Edmonton Bookkeeping | How To Account For Shareholder Loans
At the end of their fiscal year end, Edmonton bookkeeping says that if entrepreneurs have taken more money out of their business than they have put into it, they need to come up with an efficient and effective tax strategy alongside their accountant says Edmonton bookkeeping. The most efficient tax strategy is a mixture of salary and dividends. However, entrepreneurs need to keep in mind that if they are taking earnings of their business, the business must actually be earning money in order to do that.
By sitting down with their accountant and Edmonton bookkeeping company, entrepreneurs can find out what the most efficient strategy is for their business and for them personally. Their accountant will ask questions to figure out their personal situation as well as taking into account the businesses situation as well. Since this can change on a year-to-year basis, entrepreneurs should be ensuring they are meeting with their accountant on a regular basis. The accountant will ask questions such as how many dependence they have, do they have spouses, how many revenue streams to they have coming in their house, is this their only source of income and are they depending on it to support their family. They will also take into consideration factors like are they the sole owner of the corporation, if they have business partners what percentage of shares do they own.

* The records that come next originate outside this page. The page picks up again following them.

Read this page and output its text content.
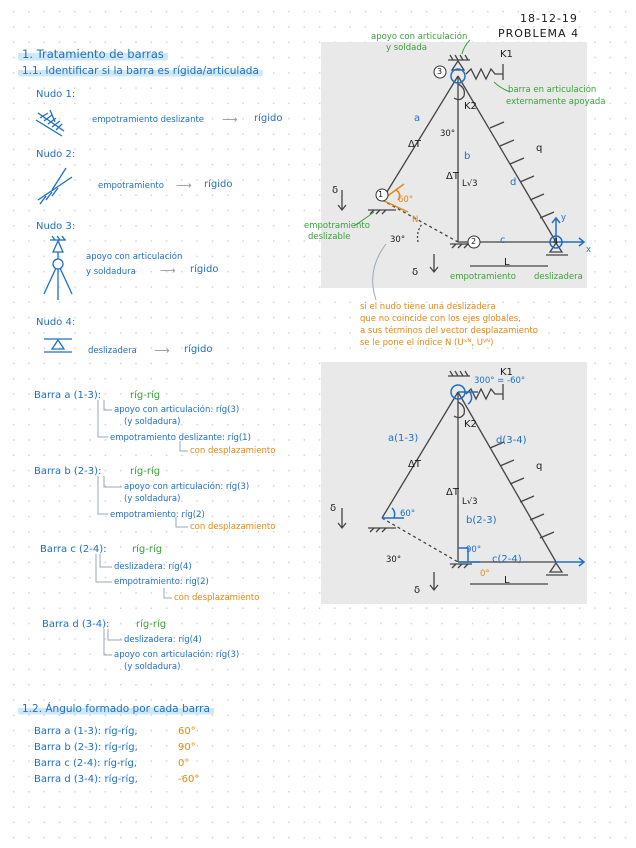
18-12-19
PROBLEMA 4
1. Tratamiento de barras
1.1. Identificar si la barra es rígida/articulada
Nudo 1:
empotramiento deslizante ⟶ rígido
Nudo 2:
empotramiento ⟶ rígido
Nudo 3:
apoyo con articulación
y soldadura ⟶ rígido
Nudo 4:
deslizadera ⟶ rígido
Barra a (1-3):	ríg-ríg
apoyo con articulación: ríg(3)
(y soldadura)
empotramiento deslizante: ríg(1)
con desplazamiento
Barra b (2-3):	ríg-ríg
apoyo con articulación: ríg(3)
(y soldadura)
empotramiento: ríg(2)
con desplazamiento
Barra c (2-4):	ríg-ríg
deslizadera: ríg(4)
empotramiento: ríg(2)
con desplazamiento
Barra d (3-4):	ríg-ríg
deslizadera: ríg(4)
apoyo con articulación: ríg(3)
(y soldadura)
1.2. Ángulo formado por cada barra
Barra a (1-3): ríg-ríg,	60°
Barra b (2-3): ríg-ríg,	90°
Barra c (2-4): ríg-ríg,	0°
Barra d (3-4): ríg-ríg,	-60°
1
2
3
4
K1
K2
a
b
d
c
ΔT
ΔT
L√3
30°
30°
60°
N
q
L
δ
δ
x
y
apoyo con articulación
y soldada
barra en articulación
externamente apoyada
empotramiento
deslizable
empotramiento deslizadera
si el nudo tiene una deslizadera
que no coincide con los ejes globales,
a sus términos del vector desplazamiento
se le pone el índice N (Uˣᴺ, Uʸᴺ)
300° = -60°
K1
K2
a(1-3)	d(3-4)
b(2-3)
c(2-4)
60°
90°
0°
ΔT
ΔT
L√3
30°
q
L
δ
δ
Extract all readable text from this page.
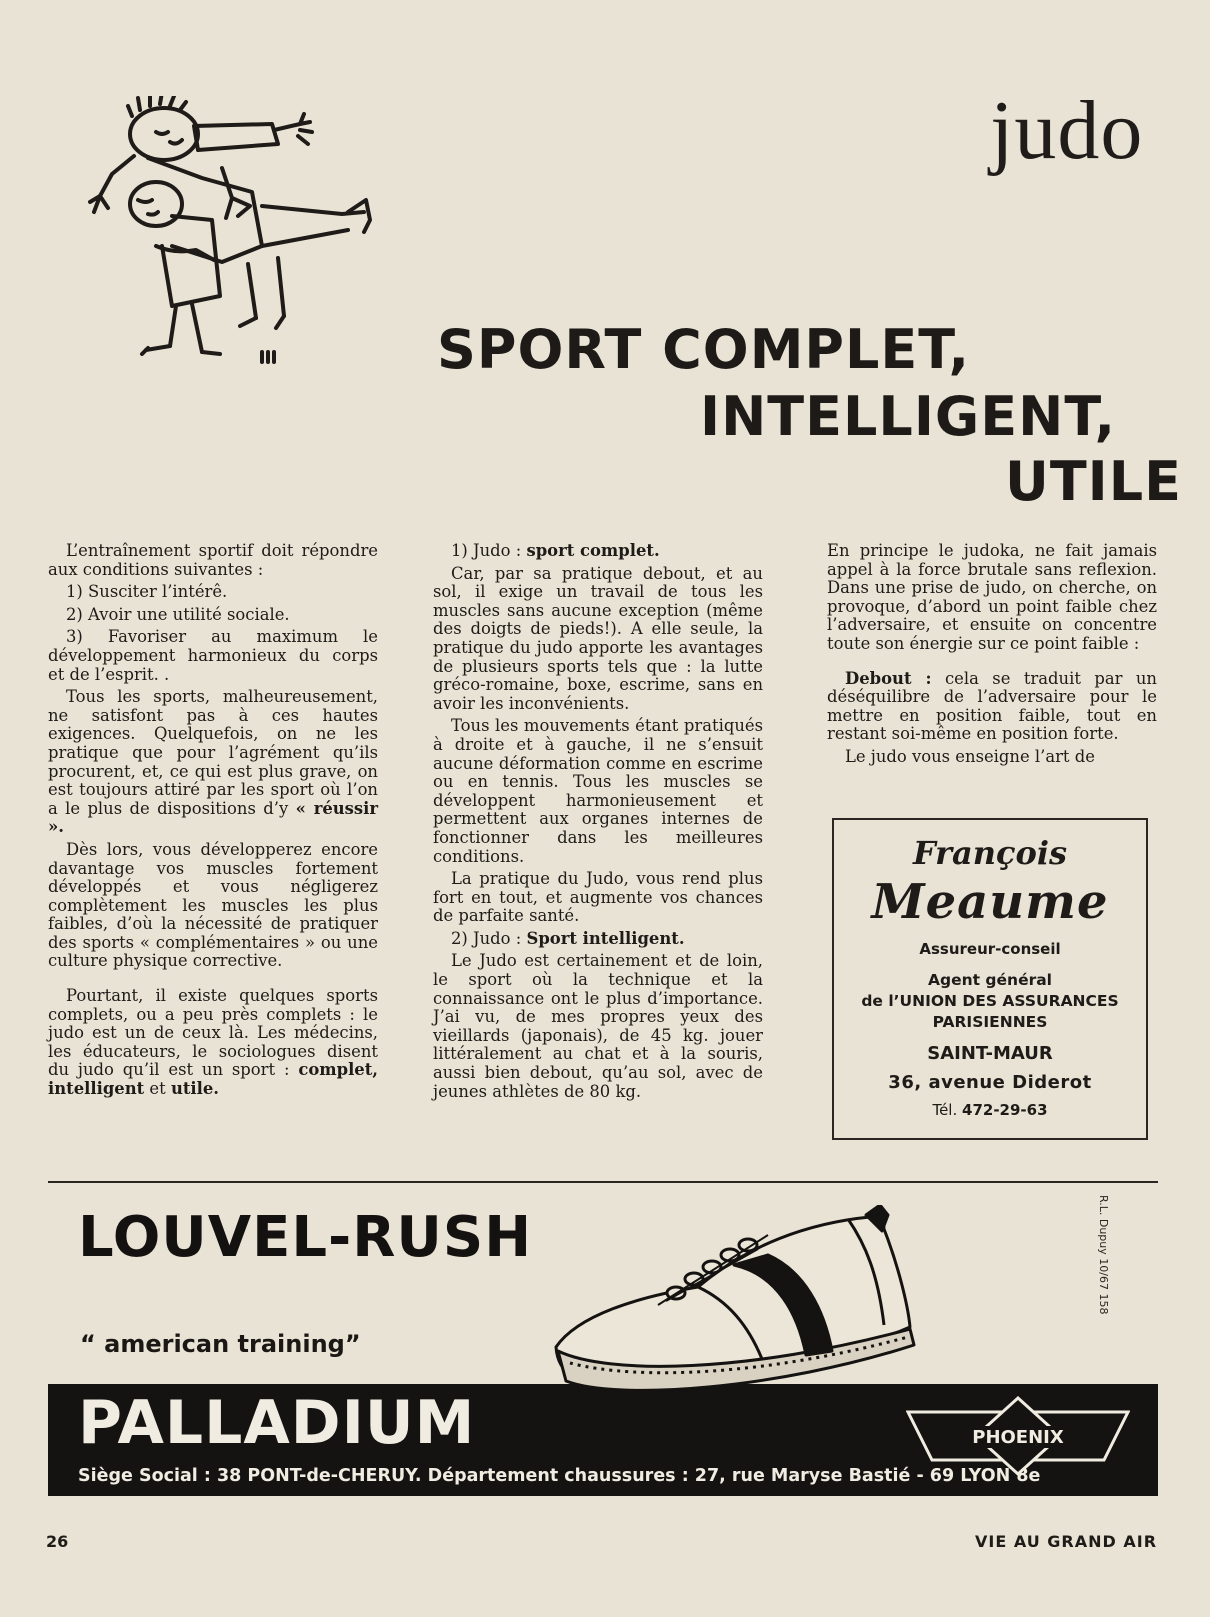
judo
SPORT COMPLET,
INTELLIGENT,
UTILE

L’entraînement sportif doit répondre aux conditions suivantes :

1) Susciter l’intérê.

2) Avoir une utilité sociale.

3) Favoriser au maximum le développement harmonieux du corps et de l’esprit. .

Tous les sports, malheureusement, ne satisfont pas à ces hautes exigences. Quelquefois, on ne les pratique que pour l’agrément qu’ils procurent, et, ce qui est plus grave, on est toujours attiré par les sport où l’on a le plus de dispositions d’y « réussir ».

Dès lors, vous développerez encore davantage vos muscles fortement développés et vous négligerez complètement les muscles les plus faibles, d’où la nécessité de pratiquer des sports « complémentaires » ou une culture physique corrective.

Pourtant, il existe quelques sports complets, ou a peu près complets : le judo est un de ceux là. Les médecins, les éducateurs, le sociologues disent du judo qu’il est un sport : complet, intelligent et utile.

1) Judo : sport complet.

Car, par sa pratique debout, et au sol, il exige un travail de tous les muscles sans aucune exception (même des doigts de pieds!). A elle seule, la pratique du judo apporte les avantages de plusieurs sports tels que : la lutte gréco-romaine, boxe, escrime, sans en avoir les inconvénients.

Tous les mouvements étant pratiqués à droite et à gauche, il ne s’ensuit aucune déformation comme en escrime ou en tennis. Tous les muscles se développent harmonieusement et permettent aux organes internes de fonctionner dans les meilleures conditions.

La pratique du Judo, vous rend plus fort en tout, et augmente vos chances de parfaite santé.

2) Judo : Sport intelligent.

Le Judo est certainement et de loin, le sport où la technique et la connaissance ont le plus d’importance. J’ai vu, de mes propres yeux des vieillards (japonais), de 45 kg. jouer littéralement au chat et à la souris, aussi bien debout, qu’au sol, avec de jeunes athlètes de 80 kg.

En principe le judoka, ne fait jamais appel à la force brutale sans reflexion. Dans une prise de judo, on cherche, on provoque, d’abord un point faible chez l’adversaire, et ensuite on concentre toute son énergie sur ce point faible :

Debout : cela se traduit par un déséquilibre de l’adversaire pour le mettre en position faible, tout en restant soi-même en position forte.

Le judo vous enseigne l’art de

François
Meaume
Assureur-conseil
Agent général
de l’UNION DES ASSURANCES
PARISIENNES
SAINT-MAUR
36, avenue Diderot
Tél. 472-29-63
LOUVEL-RUSH
“ american training”
R.L. Dupuy 10/67 158
PALLADIUM
Siège Social : 38 PONT-de-CHERUY. Département chaussures : 27, rue Maryse Bastié - 69 LYON 8e
PHOENIX
26	VIE AU GRAND AIR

When entrepreneurs are working with their accountant to come up with an efficient tax payment strategy, they need to understand what dividends and salaries are. The dividend is the earnings of the company. It is how businesses distribute the profit that they make in their company. Edmonton bookkeeping says that in order to take money in dividends, an entrepreneurís corporation needs to actually be making a profit. If an entrepreneur is not able to make a profit in their corporation, they are not going to be able to take a mixture of salary and dividends.

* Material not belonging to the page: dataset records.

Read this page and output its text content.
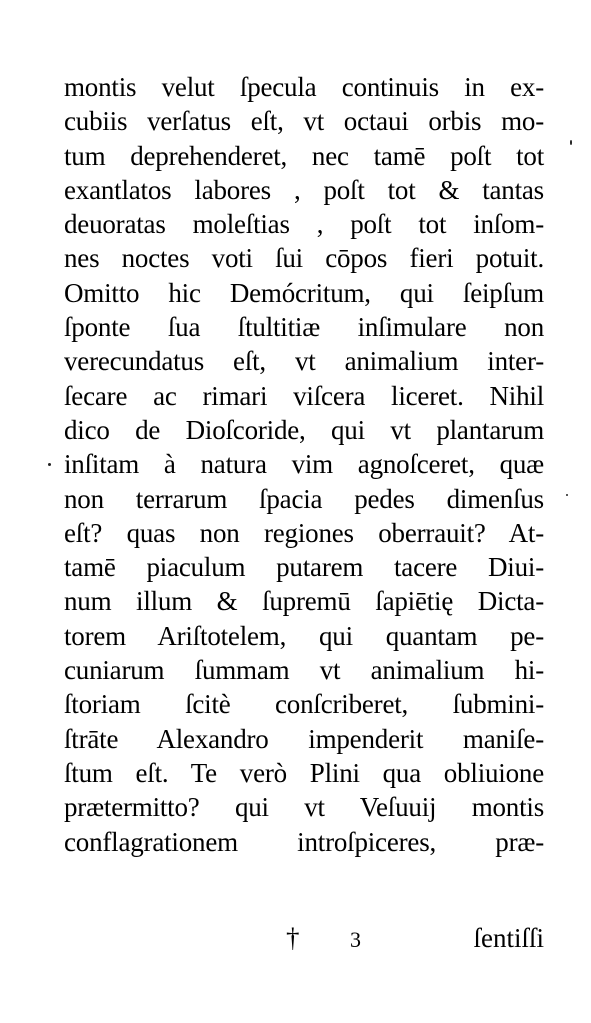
montis velut ſpecula continuis in ex-
cubiis verſatus eſt, vt octaui orbis mo-
tum deprehenderet, nec tamē poſt tot
exantlatos labores , poſt tot & tantas
deuoratas moleſtias , poſt tot inſom-
nes noctes voti ſui cōpos fieri potuit.
Omitto hic Demócritum, qui ſeipſum
ſponte ſua ſtultitiæ inſimulare non
verecundatus eſt, vt animalium inter-
ſecare ac rimari viſcera liceret. Nihil
dico de Dioſcoride, qui vt plantarum
inſitam à natura vim agnoſceret, quæ
non terrarum ſpacia pedes dimenſus
eſt? quas non regiones oberrauit? At-
tamē piaculum putarem tacere Diui-
num illum & ſupremū ſapiētię Dicta-
torem Ariſtotelem, qui quantam pe-
cuniarum ſummam vt animalium hi-
ſtoriam ſcitè conſcriberet, ſubmini-
ſtrāte Alexandro impenderit maniſe-
ſtum eſt. Te verò Plini qua obliuione
prætermitto? qui vt Veſuuij montis
conflagrationem introſpiceres, præ-
† 3	ſentiſſi
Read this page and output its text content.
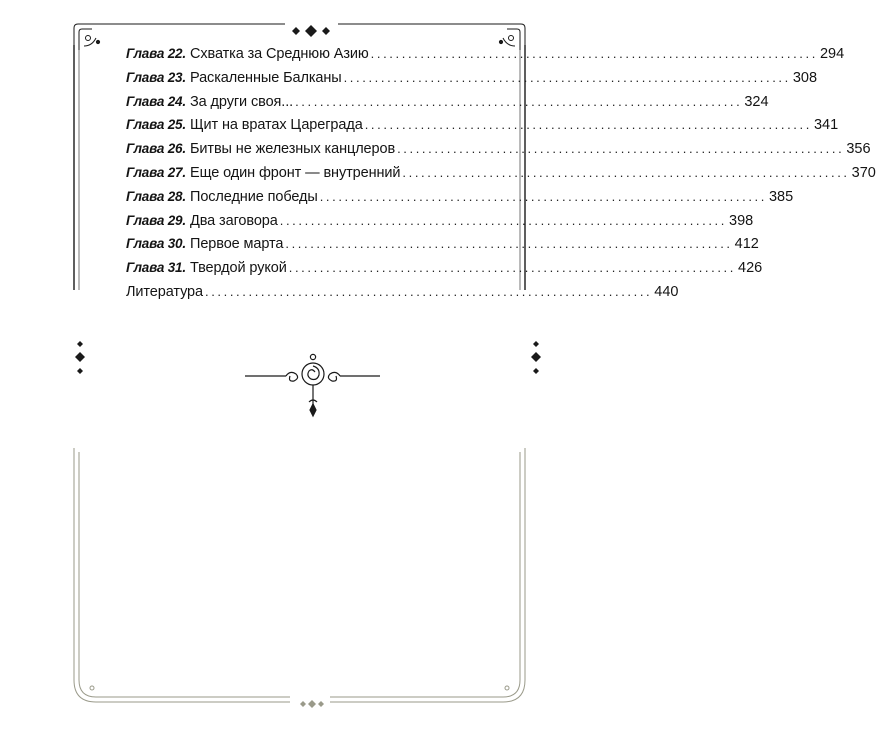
Глава 22. Схватка за Среднюю Азию ........................................................................ 294
Глава 23. Раскаленные Балканы ........................................................................ 308
Глава 24. За други своя... ........................................................................ 324
Глава 25. Щит на вратах Цареграда ........................................................................ 341
Глава 26. Битвы не железных канцлеров ........................................................................ 356
Глава 27. Еще один фронт — внутренний ........................................................................ 370
Глава 28. Последние победы ........................................................................ 385
Глава 29. Два заговора ........................................................................ 398
Глава 30. Первое марта ........................................................................ 412
Глава 31. Твердой рукой ........................................................................ 426
Литература ........................................................................ 440
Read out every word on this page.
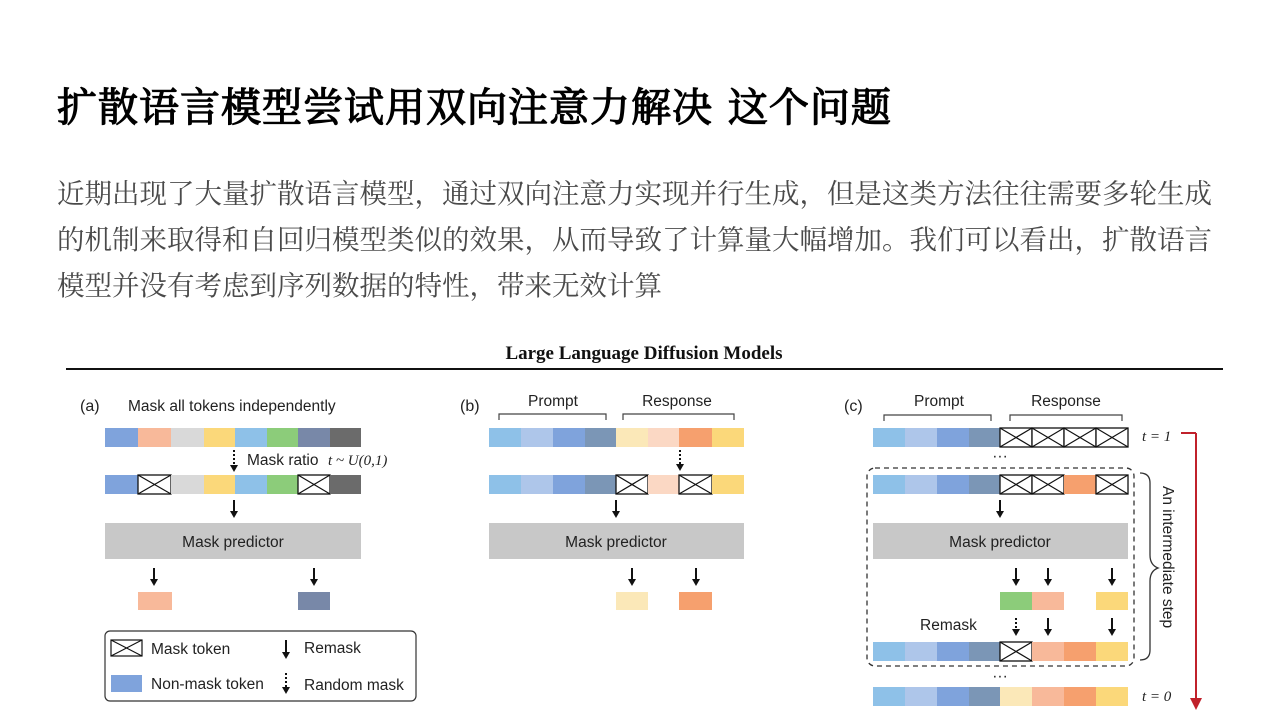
扩散语言模型尝试用双向注意力解决 这个问题
近期出现了大量扩散语言模型，通过双向注意力实现并行生成，但是这类方法往往需要多轮生成的机制来取得和自回归模型类似的效果，从而导致了计算量大幅增加。我们可以看出，扩散语言模型并没有考虑到序列数据的特性，带来无效计算
Large Language Diffusion Models
(a) Mask all tokens independently
Mask ratio t ~ U(0,1)
Mask predictor
Mask token	Remask
Non-mask token	Random mask
(b)	Prompt	Response
Mask predictor
(c)	Prompt	Response
t = 1
···
Mask predictor
Remask
···
t = 0
An intermediate step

For the salary of the business, entrepreneurs need to understand that it is considered an expense of the business, and therefore it decreases the bottom line, and negatively impacts what the profit looks like on paper. If an entrepreneur is planning on selling the business within the next few years, they should avoid taking lots of salary, because it can change how the profit looks to potential buyers. Entrepreneurs also need to understand that if they claim salary, there are also going to need to to pay source deductions on that amount as they would if they were an employee. Source deductions include paying employer and employee contributions to CPP, EI, and income taxes. If an entrepreneur claims that amount is salary, they are going to also need to pay Canada revenue agency that amount in additional taxes, or else get penalized.
Coming up with an efficient tax strategy will take work on behalf of the entrepreneur and the accountant, but is very important in order to clear that shareholder loan down to zero and limits the entrepreneurs liability in their business.